Her vakit, tıpkı bir oyuncu üzere anlattığım kahramanın müellif olarak kimliğini üstlenirim. O olurum. Sancılı bir süreçtir; kan görmek, kokusunu almak zordur fakat inandırıcı olmak için çaba etmek gerekiyordu.

‘Öfkenin iradeyi, insani varlığımızı kilitleyen yabanî bir tesiri var’

İnsanın en ilkel köşelerinde dolaşıyorsunuz kitapta. Ve aslında bir an bile olsa bastırılamayan o ilkelliğin nelere mal olduğunu anlatıyorsunuz. Bu fikirden hareketle nasıl tanımlarsınız insanı?

Öfkenin iradeyi, insani varlığımızı kilitleyen yırtıcı bir tesiri var. Nefret ise şuuru devre dışına iten bir olgu. Evvelce istemsiz kurgulandığında bile bu ikisi bir ortaya geldiğinde güçlü bir uyuşturucu etkisindeymiş üzere oluyor. Sonuç hesaplanamıyor. Her şey mümkün hâle geliyor. Ayıldıktan sonraysa gerçek tüm korkunçluğuyla ortaya çıkıyor.

Ata bir siyasetçi ve kendi istemese bile işlediği kabahatin yanına kâr kalması için uğraşanlar var. Pekala sizce en büyük ceza nedir bu türlü bir kabahat için?

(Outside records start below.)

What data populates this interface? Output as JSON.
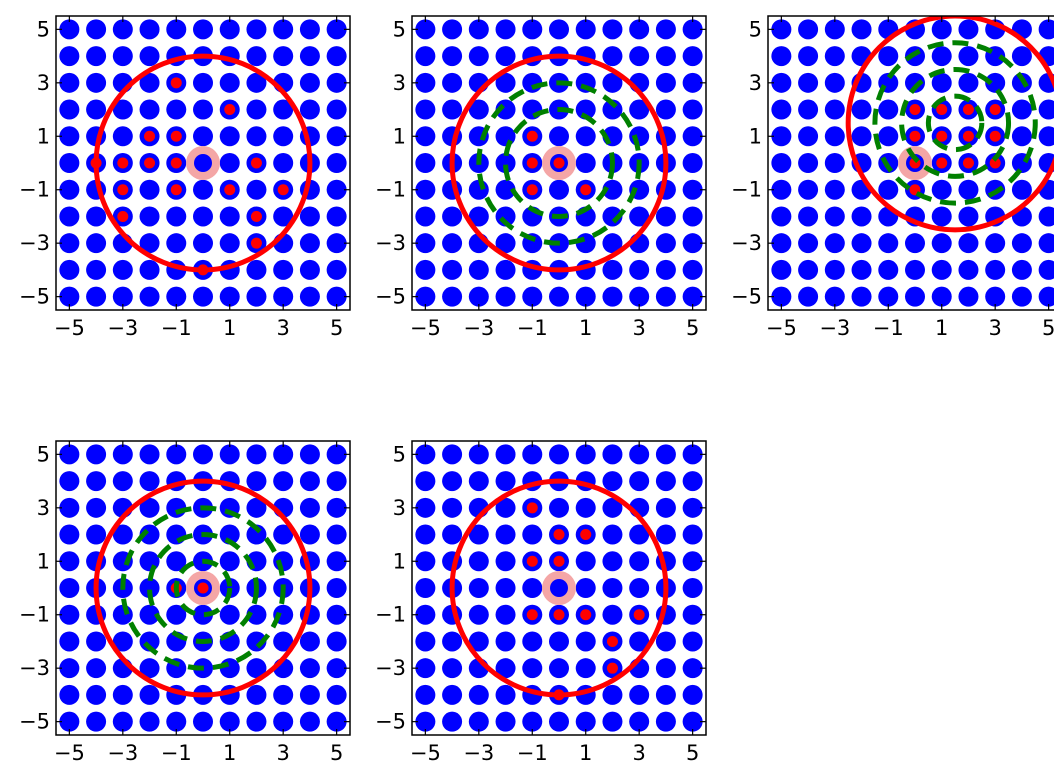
{
  "colors": {
    "grid_point": "#0000ff",
    "selected_point": "#ff0000",
    "query_point": "#f4a6a6",
    "outer_circle": "#ff0000",
    "inner_circles": "#008000",
    "axes": "#000000"
  },
  "chart_data": [
    {
      "type": "scatter",
      "title": "",
      "xlabel": "",
      "ylabel": "",
      "xlim": [
        -5.5,
        5.5
      ],
      "ylim": [
        -5.5,
        5.5
      ],
      "xticks": [
        "−5",
        "−3",
        "−1",
        "1",
        "3",
        "5"
      ],
      "yticks": [
        "5",
        "3",
        "1",
        "−1",
        "−3",
        "−5"
      ],
      "grid_points": {
        "min": -5,
        "max": 5,
        "step": 1
      },
      "query_point": [
        0,
        0
      ],
      "outer_circle": {
        "center": [
          0,
          0
        ],
        "radius": 4
      },
      "inner_circles": [],
      "selected_points": [
        [
          -1,
          3
        ],
        [
          1,
          2
        ],
        [
          -2,
          1
        ],
        [
          -1,
          1
        ],
        [
          -4,
          0
        ],
        [
          -3,
          0
        ],
        [
          -2,
          0
        ],
        [
          -1,
          0
        ],
        [
          2,
          0
        ],
        [
          -3,
          -1
        ],
        [
          -1,
          -1
        ],
        [
          1,
          -1
        ],
        [
          3,
          -1
        ],
        [
          -3,
          -2
        ],
        [
          2,
          -2
        ],
        [
          2,
          -3
        ],
        [
          0,
          -4
        ]
      ]
    },
    {
      "type": "scatter",
      "title": "",
      "xlabel": "",
      "ylabel": "",
      "xlim": [
        -5.5,
        5.5
      ],
      "ylim": [
        -5.5,
        5.5
      ],
      "xticks": [
        "−5",
        "−3",
        "−1",
        "1",
        "3",
        "5"
      ],
      "yticks": [
        "5",
        "3",
        "1",
        "−1",
        "−3",
        "−5"
      ],
      "grid_points": {
        "min": -5,
        "max": 5,
        "step": 1
      },
      "query_point": [
        0,
        0
      ],
      "outer_circle": {
        "center": [
          0,
          0
        ],
        "radius": 4
      },
      "inner_circles": [
        {
          "center": [
            0,
            0
          ],
          "radius": 3
        },
        {
          "center": [
            0,
            0
          ],
          "radius": 2
        }
      ],
      "selected_points": [
        [
          -1,
          1
        ],
        [
          -1,
          0
        ],
        [
          0,
          0
        ],
        [
          -1,
          -1
        ],
        [
          1,
          -1
        ]
      ]
    },
    {
      "type": "scatter",
      "title": "",
      "xlabel": "",
      "ylabel": "",
      "xlim": [
        -5.5,
        5.5
      ],
      "ylim": [
        -5.5,
        5.5
      ],
      "xticks": [
        "−5",
        "−3",
        "−1",
        "1",
        "3",
        "5"
      ],
      "yticks": [
        "5",
        "3",
        "1",
        "−1",
        "−3",
        "−5"
      ],
      "grid_points": {
        "min": -5,
        "max": 5,
        "step": 1
      },
      "query_point": [
        0,
        0
      ],
      "outer_circle": {
        "center": [
          1.5,
          1.5
        ],
        "radius": 4
      },
      "inner_circles": [
        {
          "center": [
            1.5,
            1.5
          ],
          "radius": 3
        },
        {
          "center": [
            1.5,
            1.5
          ],
          "radius": 2
        },
        {
          "center": [
            1.5,
            1.5
          ],
          "radius": 1
        }
      ],
      "selected_points": [
        [
          0,
          2
        ],
        [
          1,
          2
        ],
        [
          2,
          2
        ],
        [
          3,
          2
        ],
        [
          0,
          1
        ],
        [
          1,
          1
        ],
        [
          2,
          1
        ],
        [
          3,
          1
        ],
        [
          0,
          0
        ],
        [
          1,
          0
        ],
        [
          2,
          0
        ],
        [
          3,
          0
        ],
        [
          0,
          -1
        ]
      ]
    },
    {
      "type": "scatter",
      "title": "",
      "xlabel": "",
      "ylabel": "",
      "xlim": [
        -5.5,
        5.5
      ],
      "ylim": [
        -5.5,
        5.5
      ],
      "xticks": [
        "−5",
        "−3",
        "−1",
        "1",
        "3",
        "5"
      ],
      "yticks": [
        "5",
        "3",
        "1",
        "−1",
        "−3",
        "−5"
      ],
      "grid_points": {
        "min": -5,
        "max": 5,
        "step": 1
      },
      "query_point": [
        0,
        0
      ],
      "outer_circle": {
        "center": [
          0,
          0
        ],
        "radius": 4
      },
      "inner_circles": [
        {
          "center": [
            0,
            0
          ],
          "radius": 3
        },
        {
          "center": [
            0,
            0
          ],
          "radius": 2
        },
        {
          "center": [
            0,
            0
          ],
          "radius": 1
        }
      ],
      "selected_points": [
        [
          -1,
          0
        ],
        [
          0,
          0
        ]
      ]
    },
    {
      "type": "scatter",
      "title": "",
      "xlabel": "",
      "ylabel": "",
      "xlim": [
        -5.5,
        5.5
      ],
      "ylim": [
        -5.5,
        5.5
      ],
      "xticks": [
        "−5",
        "−3",
        "−1",
        "1",
        "3",
        "5"
      ],
      "yticks": [
        "5",
        "3",
        "1",
        "−1",
        "−3",
        "−5"
      ],
      "grid_points": {
        "min": -5,
        "max": 5,
        "step": 1
      },
      "query_point": [
        0,
        0
      ],
      "outer_circle": {
        "center": [
          0,
          0
        ],
        "radius": 4
      },
      "inner_circles": [],
      "selected_points": [
        [
          -1,
          3
        ],
        [
          0,
          2
        ],
        [
          1,
          2
        ],
        [
          -1,
          1
        ],
        [
          0,
          1
        ],
        [
          -1,
          -1
        ],
        [
          0,
          -1
        ],
        [
          1,
          -1
        ],
        [
          3,
          -1
        ],
        [
          2,
          -2
        ],
        [
          2,
          -3
        ],
        [
          0,
          -4
        ]
      ]
    }
  ]
}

Eğer bir vicdan varsa, bu türlü bir cürüm kimsenin yanına kâr kalmaz. Hayata tutunmak, çocuklarının yabancısı olmak, eskinin tümüyle kaybı çok yıpratıcıdır. Olay hiçbir vakit unutulmaz. Geçmiş hoş vakitler ve muhtemel gelecek sona erer. Hayaller, umutlar kana karışır. Kişi ölmeyi isteyebilir fakat vefatla damgalanmış hâlde, yaralı bereli ya da taşlaşmış bir kalple sürünmeye mahkûm olur.